The following is probably a bit long, but this pebble has been in my shoe for half my life. Also forgive the rather abstract initial paragraphs–
There’s a bit of semantic imprecision in Cory’s original post, borrowed, to be sure, from the general discussion. No social good is good “in itself,” any more than such a good is ever “free.” A non-exhaustive list of questions would include “good for what?” and “good for whom?” and “how good?” Matters of cost cross those questions, and since “cost” is connected to the allocation of finite resources, the matter of “payment” depends on an audit of the resources required to deliver the goods (deliberate play on words there) and decisions about priorities.

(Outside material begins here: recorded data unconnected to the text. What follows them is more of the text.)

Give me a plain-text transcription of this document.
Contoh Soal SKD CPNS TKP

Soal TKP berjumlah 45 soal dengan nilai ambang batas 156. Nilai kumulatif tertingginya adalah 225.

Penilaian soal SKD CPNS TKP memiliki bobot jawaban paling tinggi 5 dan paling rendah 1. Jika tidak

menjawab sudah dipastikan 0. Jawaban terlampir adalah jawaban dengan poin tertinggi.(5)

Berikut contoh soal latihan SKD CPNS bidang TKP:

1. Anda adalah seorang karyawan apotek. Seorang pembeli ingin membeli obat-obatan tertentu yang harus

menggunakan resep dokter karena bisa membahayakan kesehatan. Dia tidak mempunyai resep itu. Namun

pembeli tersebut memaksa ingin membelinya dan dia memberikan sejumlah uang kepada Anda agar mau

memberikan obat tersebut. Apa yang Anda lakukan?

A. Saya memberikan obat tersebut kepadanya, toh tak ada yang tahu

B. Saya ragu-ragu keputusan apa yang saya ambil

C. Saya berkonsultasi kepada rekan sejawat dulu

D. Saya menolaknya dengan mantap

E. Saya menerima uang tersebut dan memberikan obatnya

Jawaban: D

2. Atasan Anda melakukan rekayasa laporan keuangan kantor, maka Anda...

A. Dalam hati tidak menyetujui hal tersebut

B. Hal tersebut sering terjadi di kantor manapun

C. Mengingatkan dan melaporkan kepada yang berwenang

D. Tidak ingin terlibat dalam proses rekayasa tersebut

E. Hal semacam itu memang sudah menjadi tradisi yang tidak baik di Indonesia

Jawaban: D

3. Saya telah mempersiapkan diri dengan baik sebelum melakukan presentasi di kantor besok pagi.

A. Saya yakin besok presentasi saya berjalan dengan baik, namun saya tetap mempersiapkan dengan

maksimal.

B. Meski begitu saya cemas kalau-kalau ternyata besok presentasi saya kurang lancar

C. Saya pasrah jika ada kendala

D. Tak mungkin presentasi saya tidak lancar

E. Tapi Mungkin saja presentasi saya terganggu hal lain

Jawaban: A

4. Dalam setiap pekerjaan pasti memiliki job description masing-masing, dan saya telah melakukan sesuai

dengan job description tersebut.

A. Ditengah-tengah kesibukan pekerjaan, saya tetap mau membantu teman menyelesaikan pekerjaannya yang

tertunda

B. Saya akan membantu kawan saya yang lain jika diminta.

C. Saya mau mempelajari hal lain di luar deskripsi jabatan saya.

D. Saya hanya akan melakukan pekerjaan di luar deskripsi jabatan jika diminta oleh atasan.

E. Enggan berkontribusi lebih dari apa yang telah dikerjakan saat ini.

The trouble with accounting for social goods (individual and public health, education, public safety, infrastructure) is that while the benefits of some of them can be quantified, others can’t–at least not with the tools used by businesses to decide whether it would be a good idea to open a new store or change a supplier or add or eliminate a product line.
Economic and business-practice metaphors don’t map well onto the complex, um, business of running a society. If the value of education is simply the production of workers with skill-sets that allow them to support themselves and keep things operating, then business-style cost-benefit accounting makes sense. If there are less material, less quantifiable benefits, then the accounting gets a lot more complicated–in fact, “accounting” becomes a metaphor for thinking through the point of the whole activity.
I grew up in a nation that thought higher education important enough to provide multiple means of access for those who earlier would not have been able to afford it: state colleges and (in New York State) a scholarship system that fed into private schools. (Most of my private-college tuition was covered by a Regents Scholarship.) The New York State public college system was driven primarily by a perceived need for teachers, farmers, and foresters, but the effect was also to open college to the children of families who in earlier times would have topped out at high school. Then there’s the history of CCNY, especially in the first half of the 20th century, and all those land-grant universities west of NY.
The political arguments that drove this all were, to be sure, often utilitarian or pragmatic (for example, the Cold War rivalry that justified the loans and fellowships of the National Defense Education Act). Nevertheless, my blue-collar parents saw education as both a practical/economic and a personal/civic good, and my recollection is that the latter edged out the former.
A side note: When I started college, the professoriate was not particularly highly paid, at least compared to other professions that required extensive graduate education. Nor was the administrative overhead as extensive and expensive as it is now. Both of those gradually changed, thanks perhaps to the baby-boom-driven expansion of the post-secondary segment and the economic good times. But the internal economics of the university are not quite at the center of this discussion, though they certainly contribute to the intensity of the problem.